The story of how assisted reproduction escaped regulation in the United States begins in the 1990s, when national politics were riven by disputes over procreation, contraception and abortion. Abortion doctor David Gunn was killed by an antiabortion activist in 1993, and the nation’s abortion clinics were under siege.
Serious concerns
A panel of scientists, legal experts and ethicists convened by NIH released a report in 1994 on research involving human embryos. The report called for federal funding to explore this “sensitive and vital area of biomedical science.” It also emphasized the need for regulation and voiced “serious ethical concerns” about sex selection in IVF.
Gender selection is possible in IVF through a process known as preimplantation genetic diagnosis, or PGD. Clinicians take a single cell or a few cells from an embryo and use DNA probes to examine its genetic makeup.
While PGD is typically used to screen embryos for inherited diseases, it also can be used to identify embryos with characteristics parents find desirable. For example, deaf people and people with dwarfism may want children who share those traits. Other people may want a child who is a compatible tissue donor for a sick sibling.
PGD does not change the embryo but helps would-be parents choose which embryos to transfer to the womb — and which to discard.
The idea that embryos might be created and then destroyed as part of this new science did not sit well with religious conservatives, who believe that life begins at conception. So in 1995, Reps. Jay Woodson Dickey Jr., R-Ariz., and Roger Wicker, R-Miss., added a provision to an appropriations bill that did the opposite of what the NIH paper proposed. Instead of supporting research and government regulation, it prohibited the expenditure of federal funds for any research that involves the creation or destruction of human embryos.
The amendment was intended to help skittish lawmakers navigate a touchy issue, allowing them to vote against public funding for embryo research while permitting such research to continue in the private sphere.
The ban, which remains in effect, “laid the backdrop for a more hands-off regulatory approach,” said Michelle Bayefsky, a former bioethics fellow at NIH who has written a book about PGD.
The debate evolved very differently on the other side of the Atlantic. Like the United States, Britain put together an expert panel to study assisted reproduction. The panel suggested the establishment of a public body to oversee human embryo research, regulate fertility clinics and take the lead on debates about new technologies.

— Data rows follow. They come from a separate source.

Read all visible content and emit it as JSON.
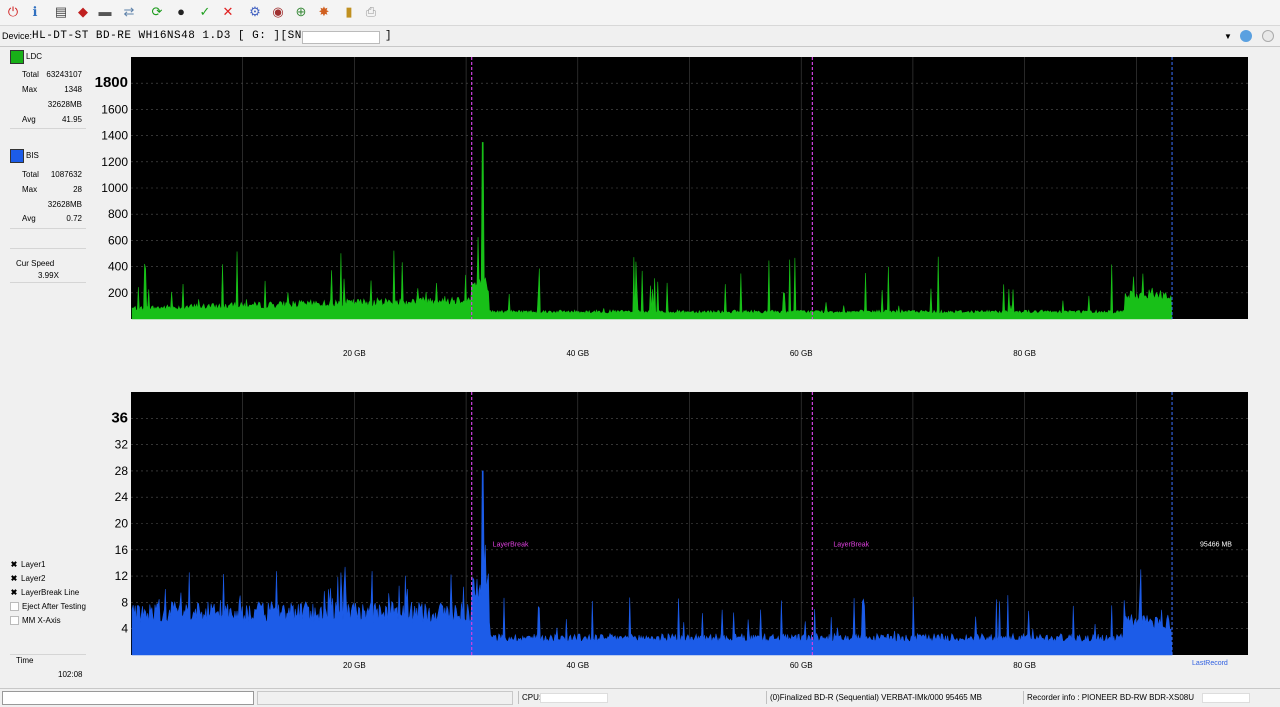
{
  "toolbar": {
    "buttons": [
      {
        "name": "power-icon",
        "glyph": "⏻",
        "color": "#d02020"
      },
      {
        "name": "info-icon",
        "glyph": "ℹ",
        "color": "#3070c0"
      },
      {
        "name": "drive-icon",
        "glyph": "▤",
        "color": "#444"
      },
      {
        "name": "erase-icon",
        "glyph": "◆",
        "color": "#c02020"
      },
      {
        "name": "disc-drive-icon",
        "glyph": "▬",
        "color": "#555"
      },
      {
        "name": "transfer-icon",
        "glyph": "⇄",
        "color": "#5a7fa8"
      },
      {
        "name": "refresh-icon",
        "glyph": "⟳",
        "color": "#1a9a1a"
      },
      {
        "name": "record-icon",
        "glyph": "●",
        "color": "#222"
      },
      {
        "name": "check-icon",
        "glyph": "✓",
        "color": "#20a020"
      },
      {
        "name": "stop-icon",
        "glyph": "✕",
        "color": "#e02020"
      },
      {
        "name": "settings-icon",
        "glyph": "⚙",
        "color": "#4060c0"
      },
      {
        "name": "disc-stack-icon",
        "glyph": "◉",
        "color": "#a03030"
      },
      {
        "name": "target-icon",
        "glyph": "⊕",
        "color": "#3a8a3a"
      },
      {
        "name": "burn-icon",
        "glyph": "✸",
        "color": "#d06020"
      },
      {
        "name": "chart-icon",
        "glyph": "▮",
        "color": "#c09020"
      },
      {
        "name": "print-icon",
        "glyph": "⎙",
        "color": "#999"
      }
    ]
  },
  "device": {
    "label": "Device:",
    "name": "HL-DT-ST BD-RE  WH16NS48  1.D3 [ G: ][SN:",
    "close": "]"
  },
  "stats": {
    "ldc": {
      "label": "LDC",
      "color": "#18b018",
      "total_label": "Total",
      "total": "63243107",
      "max_label": "Max",
      "max": "1348",
      "max_pos": "32628MB",
      "avg_label": "Avg",
      "avg": "41.95"
    },
    "bis": {
      "label": "BIS",
      "color": "#1c5ce8",
      "total_label": "Total",
      "total": "1087632",
      "max_label": "Max",
      "max": "28",
      "max_pos": "32628MB",
      "avg_label": "Avg",
      "avg": "0.72"
    },
    "speed_label": "Cur Speed",
    "speed": "3.99X",
    "time_label": "Time",
    "time": "102:08"
  },
  "options": [
    {
      "label": "Layer1",
      "checked": true
    },
    {
      "label": "Layer2",
      "checked": true
    },
    {
      "label": "LayerBreak Line",
      "checked": true
    },
    {
      "label": "Eject After Testing",
      "checked": false
    },
    {
      "label": "MM X-Axis",
      "checked": false
    }
  ],
  "chart_data": [
    {
      "type": "area",
      "series": [
        {
          "name": "LDC",
          "color": "#18c018"
        }
      ],
      "x_unit": "GB",
      "xlim": [
        0,
        100
      ],
      "ylim": [
        0,
        2000
      ],
      "y_ticks": [
        "200",
        "400",
        "600",
        "800",
        "1000",
        "1200",
        "1400",
        "1600",
        "1800"
      ],
      "x_ticks": [
        "20 GB",
        "40 GB",
        "60 GB",
        "80 GB"
      ],
      "layer_breaks_gb": [
        30.5,
        61.0
      ],
      "end_gb": 93.2,
      "peak": {
        "x": 31.5,
        "y": 1348
      }
    },
    {
      "type": "area",
      "series": [
        {
          "name": "BIS",
          "color": "#1c5ce8"
        }
      ],
      "x_unit": "GB",
      "xlim": [
        0,
        100
      ],
      "ylim": [
        0,
        40
      ],
      "y_ticks": [
        "4",
        "8",
        "12",
        "16",
        "20",
        "24",
        "28",
        "32",
        "36"
      ],
      "x_ticks": [
        "20 GB",
        "40 GB",
        "60 GB",
        "80 GB"
      ],
      "layer_breaks_gb": [
        30.5,
        61.0
      ],
      "layer_break_label": "LayerBreak",
      "end_gb": 93.2,
      "end_label": "95466 MB",
      "last_record_label": "LastRecord",
      "peak": {
        "x": 31.5,
        "y": 28
      }
    }
  ],
  "status": {
    "cpu_label": "CPU:",
    "disc_info": "(0)Finalized  BD-R (Sequential)  VERBAT-IMk/000   95465 MB",
    "recorder_info": "Recorder info : PIONEER     BD-RW  BDR-XS08U"
  }
}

Parliament concurred and in 1990 established the Human Fertilization and Embryology Authority, the first statutory body of its kind and a model emulated by other countries.
‘Stringent’ rules
Today, the HFEA is overseen by Peter Thompson, a career government official who previously worked in the Ministry of Justice and the Cabinet Office. Thompson directs a staff of 70 that includes clinic inspectors stationed throughout the country, and oversees a board of scientists, ethicists and theologians who debate the larger issues.
“Our rules are stringent enough to provide public trust, and flexible enough to allow scientists to innovate,” said Thompson, who described his agency as “a bargain between science and society.”
Britain’s stance on “three-parent” babies offers an example of the HFEA’s approach. The treatment is offered only to women with serious diseases that could be transferred to a baby through mitochondria in their eggs. DNA from the mother is injected into an egg from a healthy donor. The egg is then fertilized with the father’s sperm, and the resulting embryo is genetically related to both parents.
In the United States, the legality of this procedure is unclear. Britain in 2017 became the first country to formally license the procedure — though only for women with heritable diseases. While no babies have been born yet, Thompson said several women are undergoing the procedure at Newcastle University.